1. Bölüm : KURŞUN ASKER

11 4 0
                                    

"Yapabilirsin Kimya!" diye fısıldadım. Titreyen vücuduma inat, sindiğim duvarın arkasından yavaşça çıktım. Göz hapsine aldığım adamlar beni görmüyordu, omuz çantamdan kameramı sakince çıkardım. Büyük vurgunun ilk ateşiydi bu gece. Aylardır planlanan buluşma nihayet gerçekleşiyordu ve ben buradaydım, kameramla birlikte.

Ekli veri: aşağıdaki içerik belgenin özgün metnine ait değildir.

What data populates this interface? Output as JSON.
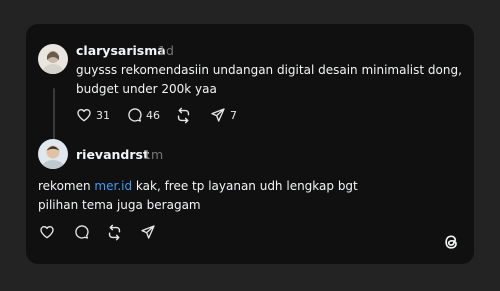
{
  "post": {
    "username": "clarysarisma",
    "time": "1d",
    "text_lines": [
      "guysss rekomendasiin undangan digital desain minimalist dong,",
      "budget under 200k yaa"
    ],
    "likes": "31",
    "replies": "46",
    "reposts": "",
    "shares": "7"
  },
  "reply": {
    "username": "rievandrst",
    "time": "1m",
    "line1_prefix": "rekomen ",
    "mention": "mer.id",
    "line1_suffix": " kak, free tp layanan udh lengkap bgt",
    "line2": "pilihan tema juga beragam"
  },
  "icons": {
    "like": "heart-icon",
    "reply": "comment-icon",
    "repost": "repost-icon",
    "share": "share-icon",
    "brand": "threads-logo-icon"
  },
  "colors": {
    "background": "#232323",
    "card": "#101010",
    "text": "#f3f5f7",
    "muted": "#777777",
    "link": "#3d9df7"
  }
}
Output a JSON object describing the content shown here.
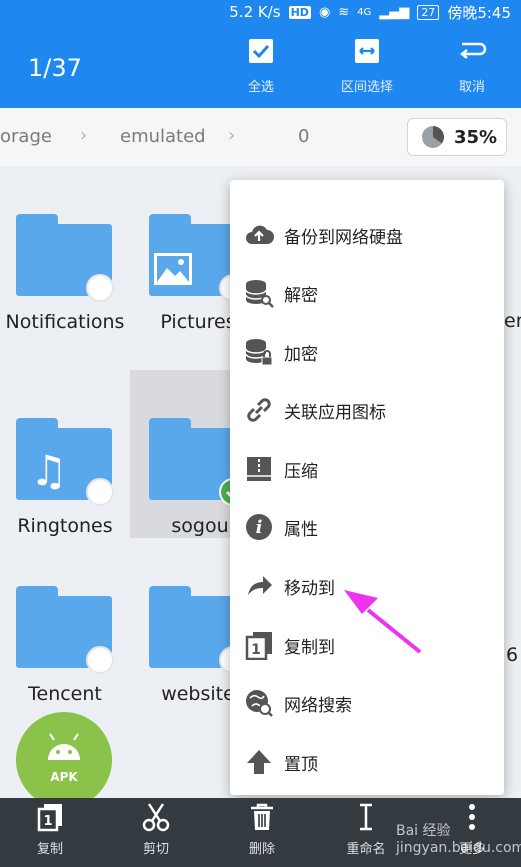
{
  "status": {
    "net": "5.2 K/s",
    "hd": "HD",
    "net_type": "4G",
    "battery": "27",
    "time": "傍晚5:45"
  },
  "header": {
    "count": "1/37",
    "actions": [
      {
        "label": "全选"
      },
      {
        "label": "区间选择"
      },
      {
        "label": "取消"
      }
    ]
  },
  "breadcrumb": {
    "items": [
      "orage",
      "emulated",
      "0"
    ],
    "storage": "35%",
    "storage_used_fraction": 0.35
  },
  "files": [
    {
      "name": "Notifications",
      "checked": false
    },
    {
      "name": "Pictures",
      "checked": false
    },
    {
      "name": "Ringtones",
      "checked": false
    },
    {
      "name": "sogou",
      "checked": true
    },
    {
      "name": "Tencent",
      "checked": false
    },
    {
      "name": "website",
      "checked": false
    }
  ],
  "apk": {
    "label": "APK"
  },
  "edge_text": {
    "row1": "er",
    "row3": "6"
  },
  "menu": {
    "items": [
      {
        "label": "备份到网络硬盘",
        "icon": "cloud-upload-icon"
      },
      {
        "label": "解密",
        "icon": "database-key-icon"
      },
      {
        "label": "加密",
        "icon": "database-lock-icon"
      },
      {
        "label": "关联应用图标",
        "icon": "link-icon"
      },
      {
        "label": "压缩",
        "icon": "archive-icon"
      },
      {
        "label": "属性",
        "icon": "info-icon"
      },
      {
        "label": "移动到",
        "icon": "share-arrow-icon"
      },
      {
        "label": "复制到",
        "icon": "copy-to-icon"
      },
      {
        "label": "网络搜索",
        "icon": "globe-search-icon"
      },
      {
        "label": "置顶",
        "icon": "pin-top-icon"
      }
    ]
  },
  "bottom": {
    "actions": [
      {
        "label": "复制"
      },
      {
        "label": "剪切"
      },
      {
        "label": "删除"
      },
      {
        "label": "重命名"
      },
      {
        "label": "更多"
      }
    ]
  },
  "watermark": "Bai 经验 jingyan.baidu.com",
  "colors": {
    "primary": "#1e87f0",
    "folder": "#5aa8ec",
    "check": "#4cb050",
    "arrow": "#ee33ee"
  }
}
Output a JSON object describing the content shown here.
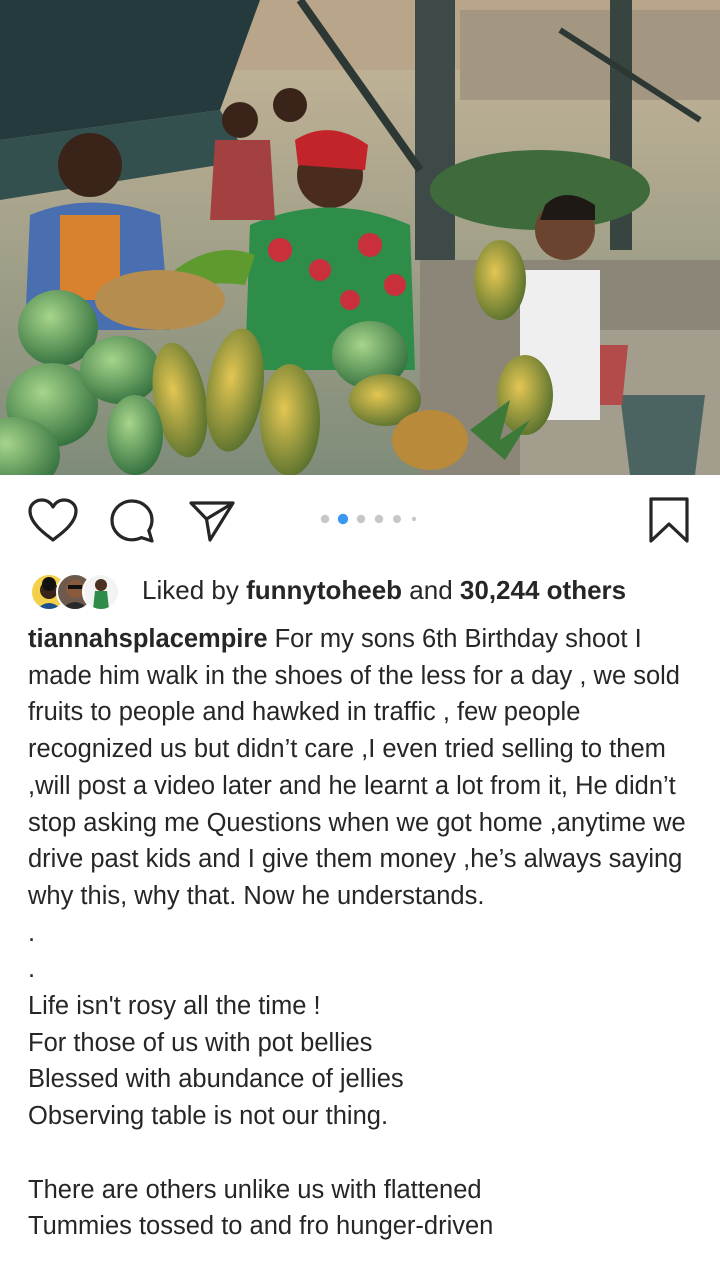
{
  "post": {
    "photo_description": "market-photo",
    "carousel": {
      "count": 6,
      "active_index": 1
    },
    "likes": {
      "prefix": "Liked by ",
      "first_liker": "funnytoheeb",
      "middle": " and ",
      "others": "30,244 others"
    },
    "caption": {
      "username": "tiannahsplacempire",
      "text": " For my sons 6th Birthday shoot I made him walk in the shoes of the less for a day , we sold fruits to people and hawked in traffic , few people recognized us but didn’t care ,I even tried selling to them ,will post a video later and he learnt a lot from it, He didn’t stop asking me Questions when we got home ,anytime we drive past kids and I give them money ,he’s always saying why this, why that. Now he understands.\n.\n.\nLife isn't rosy all the time !\nFor those of us with pot bellies\nBlessed with abundance of jellies\nObserving table is not our thing.\n\nThere are others unlike us with flattened\nTummies tossed to and fro hunger-driven"
    },
    "icons": {
      "like": "heart-icon",
      "comment": "comment-bubble-icon",
      "share": "paper-plane-icon",
      "save": "bookmark-icon"
    },
    "colors": {
      "active_dot": "#3897f0",
      "inactive_dot": "#c7c7c7",
      "text": "#262626"
    }
  }
}
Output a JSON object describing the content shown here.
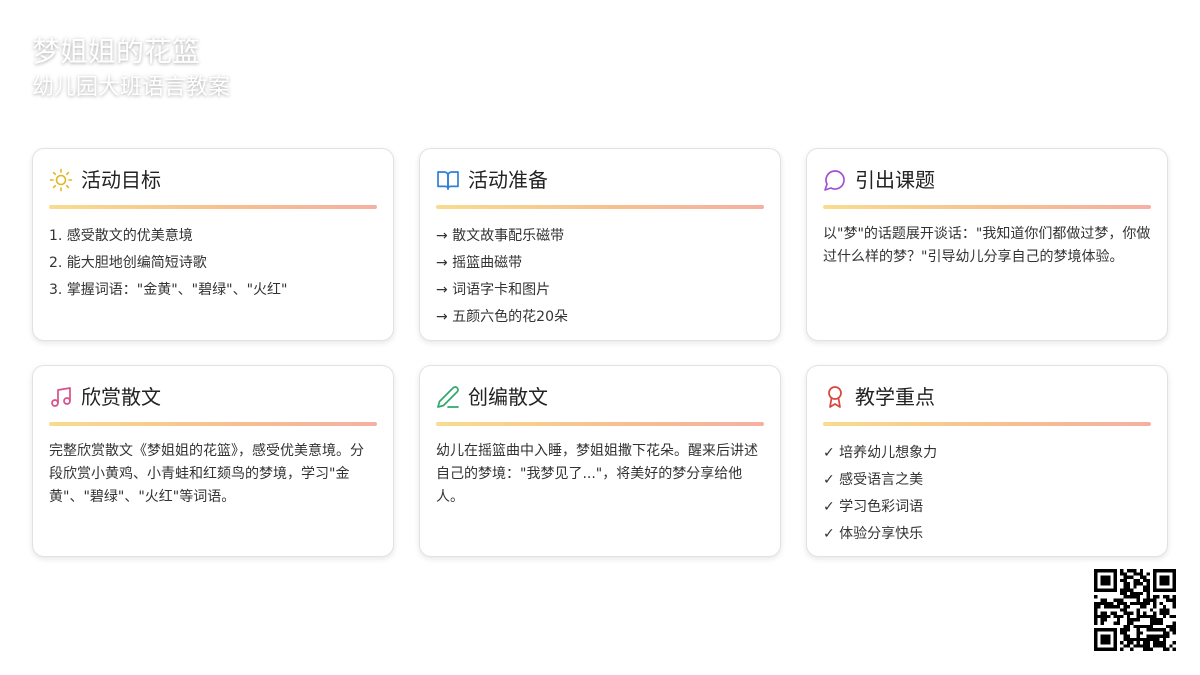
{
  "header": {
    "title": "梦姐姐的花篮",
    "subtitle": "幼儿园大班语言教案"
  },
  "cards": [
    {
      "title": "活动目标",
      "icon": "sun-icon",
      "color": "#e6b422",
      "items": [
        "1. 感受散文的优美意境",
        "2. 能大胆地创编简短诗歌",
        "3. 掌握词语：\"金黄\"、\"碧绿\"、\"火红\""
      ]
    },
    {
      "title": "活动准备",
      "icon": "open-book-icon",
      "color": "#2f7fd9",
      "items": [
        "→ 散文故事配乐磁带",
        "→ 摇篮曲磁带",
        "→ 词语字卡和图片",
        "→ 五颜六色的花20朵"
      ]
    },
    {
      "title": "引出课题",
      "icon": "chat-bubble-icon",
      "color": "#a34fd4",
      "text": "以\"梦\"的话题展开谈话：\"我知道你们都做过梦，你做过什么样的梦？\"引导幼儿分享自己的梦境体验。"
    },
    {
      "title": "欣赏散文",
      "icon": "music-note-icon",
      "color": "#d94f8a",
      "text": "完整欣赏散文《梦姐姐的花篮》，感受优美意境。分段欣赏小黄鸡、小青蛙和红颏鸟的梦境，学习\"金黄\"、\"碧绿\"、\"火红\"等词语。"
    },
    {
      "title": "创编散文",
      "icon": "pencil-icon",
      "color": "#2fa96b",
      "text": "幼儿在摇篮曲中入睡，梦姐姐撒下花朵。醒来后讲述自己的梦境：\"我梦见了...\"，将美好的梦分享给他人。"
    },
    {
      "title": "教学重点",
      "icon": "award-ribbon-icon",
      "color": "#d9463b",
      "items": [
        "✓ 培养幼儿想象力",
        "✓ 感受语言之美",
        "✓ 学习色彩词语",
        "✓ 体验分享快乐"
      ]
    }
  ],
  "colors": {
    "divider_start": "#f8dc8f",
    "divider_end": "#f6b0a3"
  }
}
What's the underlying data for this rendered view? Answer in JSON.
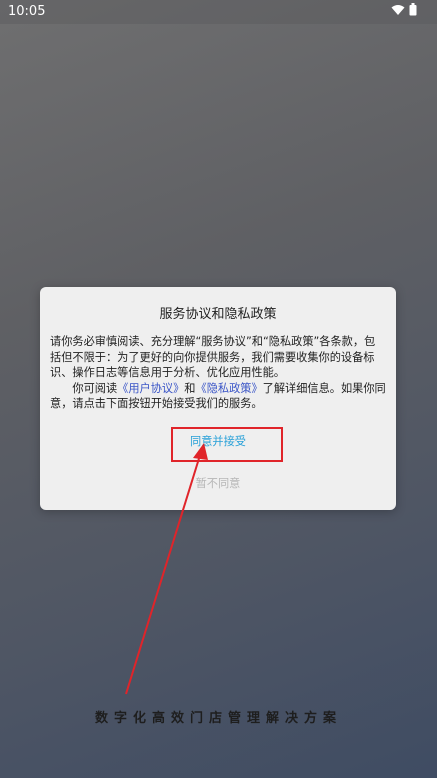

İki adam el sıkışırken birkaç poz yakaladım. Terleyen avuç içlerim işimi zorlaştırıyordu, derin derin aldığım nefesler heyecanımı bastırmaya yetmiyordu. En ufak bir hata her şeyi mahvedebilirdi ve ben ölebilirdim. Sakin kalmaya çalışarak, tekrar kamera merceğine gözümü dayadım. Alışveriş gerçekleştiği esnada video kayıt düğmesine bastım. İtalya'dan gelen adamlardan biri, kendi patronuna eğilerek bir şeyler söylerken video hâlâ kayıttaydı. İtalyan patron birden silahını karşısındaki adama çevirdiğinde, korkuyla geri çekildim. Omzumdaki sırt çantam büyük bir gürültüyle yere düştü.

"Kim var orada?!"

Kahretsin! Aynı anda onlarca bakış saklandığım yere doğru döndü. Elim ayağım birbirine dolandığında, bir an bile düşünmeden arkamı dönerek hızla koşmaya başladım. Depodan çıktığımda arkamda hissettiğim hareketlilikle daha da hızlandım. Aldığım nefesler ciğerlerimi yakıyordu, arabam fazla uzakta değildi. Birkaç el silah sesi yankılandı ağaçlık arazide.

Her an yakalanabilirdim!

Saklanmalıydım. Arabama gidemezdim şu an, peşimdeydiler. Koşmaya devam ederken, gözlerim sürekli etrafımı inceliyordu. Genişçe bir ağaç bulmalıydım. Arkamda hissettiğim adım sesleri çoğaldığında damarlarımda gezinen adrenalin de artmaya devam ediyordu. Adımlarım birbirine karışmaya başladığında birden etrafı aydınlatan deponun ışıkları söndü. Bir adım sonramı dahi göremiyordum. Arkamı döndüğümde yaklaşık yüz metre ileride bana doğru gelen birilerinin olduğu, keskin fener ışıklarından belli oluyordu.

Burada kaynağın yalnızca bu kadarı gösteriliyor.